According to Norris, nearly all of the ordnance has now been removed from the river. Some materials, which remain unaccounted for, could have been destroyed elsewhere, brought to other states by Union soldiers or be sitting deep beneath layers of sediment in the Congaree.

The recovered artifacts, the most notable of which are the Confederate saber and the wagon wheel hub, will undergo an 18-month preservation process.

“They were in pretty good condition,” said James Spirek, USC underwater archaeologist. “There’s a little bit of rust that needs some treatment. Once they’re cleaned up … they’re gonna be some real nice artifacts to display.”

They will likely then make their way to the South Carolina Confederate Relic Room and Military Museum.

The museum’s director, Allen Roberson, said part of his budget request this year will include plans to renovate a small gallery to include a 15-foot floor-to-ceiling display.

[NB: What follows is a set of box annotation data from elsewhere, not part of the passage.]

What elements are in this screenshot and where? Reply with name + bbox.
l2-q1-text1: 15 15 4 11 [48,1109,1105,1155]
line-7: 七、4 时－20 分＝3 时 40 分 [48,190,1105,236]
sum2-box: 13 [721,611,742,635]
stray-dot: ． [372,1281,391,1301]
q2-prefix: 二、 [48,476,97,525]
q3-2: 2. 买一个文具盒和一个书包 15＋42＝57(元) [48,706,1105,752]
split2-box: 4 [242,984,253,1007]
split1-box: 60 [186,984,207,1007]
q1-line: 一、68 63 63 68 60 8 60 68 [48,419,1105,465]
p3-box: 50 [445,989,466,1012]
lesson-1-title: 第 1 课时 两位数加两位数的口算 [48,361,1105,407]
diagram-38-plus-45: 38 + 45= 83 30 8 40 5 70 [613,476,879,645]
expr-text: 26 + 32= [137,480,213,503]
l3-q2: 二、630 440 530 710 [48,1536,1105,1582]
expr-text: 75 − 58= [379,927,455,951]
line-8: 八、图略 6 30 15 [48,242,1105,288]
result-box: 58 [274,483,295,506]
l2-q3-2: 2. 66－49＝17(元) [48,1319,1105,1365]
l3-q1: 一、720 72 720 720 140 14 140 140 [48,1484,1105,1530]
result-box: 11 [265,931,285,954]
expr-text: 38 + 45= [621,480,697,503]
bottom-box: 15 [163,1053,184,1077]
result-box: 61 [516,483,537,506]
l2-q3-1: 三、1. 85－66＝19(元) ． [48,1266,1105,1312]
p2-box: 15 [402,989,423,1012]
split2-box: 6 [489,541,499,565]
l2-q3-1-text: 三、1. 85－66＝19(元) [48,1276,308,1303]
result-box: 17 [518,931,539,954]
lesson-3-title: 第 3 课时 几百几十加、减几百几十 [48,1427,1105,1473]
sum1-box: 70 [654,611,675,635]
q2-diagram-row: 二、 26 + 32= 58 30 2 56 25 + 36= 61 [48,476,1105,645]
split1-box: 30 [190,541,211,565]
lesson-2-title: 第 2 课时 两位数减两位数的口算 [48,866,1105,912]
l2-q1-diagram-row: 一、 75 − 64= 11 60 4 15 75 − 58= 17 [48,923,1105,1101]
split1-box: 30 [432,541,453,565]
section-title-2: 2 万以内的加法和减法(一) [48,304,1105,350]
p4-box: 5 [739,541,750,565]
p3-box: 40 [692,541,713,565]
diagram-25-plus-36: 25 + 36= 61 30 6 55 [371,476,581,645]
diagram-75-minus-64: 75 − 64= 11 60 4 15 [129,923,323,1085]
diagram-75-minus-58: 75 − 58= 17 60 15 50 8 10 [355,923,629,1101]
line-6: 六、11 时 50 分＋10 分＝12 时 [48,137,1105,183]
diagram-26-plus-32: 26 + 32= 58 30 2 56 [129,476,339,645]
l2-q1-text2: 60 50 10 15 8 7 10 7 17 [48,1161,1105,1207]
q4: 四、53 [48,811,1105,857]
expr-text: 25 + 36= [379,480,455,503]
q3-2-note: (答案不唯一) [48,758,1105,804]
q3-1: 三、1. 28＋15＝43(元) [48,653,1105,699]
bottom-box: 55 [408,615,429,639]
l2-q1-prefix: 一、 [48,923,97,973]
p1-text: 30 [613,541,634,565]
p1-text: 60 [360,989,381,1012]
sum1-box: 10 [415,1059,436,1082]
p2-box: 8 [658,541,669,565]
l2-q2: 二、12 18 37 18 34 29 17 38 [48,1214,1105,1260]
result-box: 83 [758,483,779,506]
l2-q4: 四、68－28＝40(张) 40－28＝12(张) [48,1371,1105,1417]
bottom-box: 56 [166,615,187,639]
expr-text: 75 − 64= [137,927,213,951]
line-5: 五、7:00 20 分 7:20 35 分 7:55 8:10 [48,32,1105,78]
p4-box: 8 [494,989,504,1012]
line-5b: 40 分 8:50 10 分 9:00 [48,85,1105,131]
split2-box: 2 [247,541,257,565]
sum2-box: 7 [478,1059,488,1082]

The new artifacts could be displayed there if the funding is secured.

Thousands of non-Civil War artifacts were discovered during the most recent excavation as well, including pre-contact Native American artifacts and thousands of items related to the history of Columbia, including a large anchor thought to be from one of the steamships that traveled the river in the late 1800s to early 1900s.

Brown said the burning of Columbia is a signature event for the city.

“This recent discovery promises that the story will continue to be told locally,” he said. “It's important to keep in mind that part of the story is, when the city is largely destroyed, the city is quickly rebuilt, but it's rebuilt in a whole different environment, a post-emancipation environment, and that part of the story is also super important.”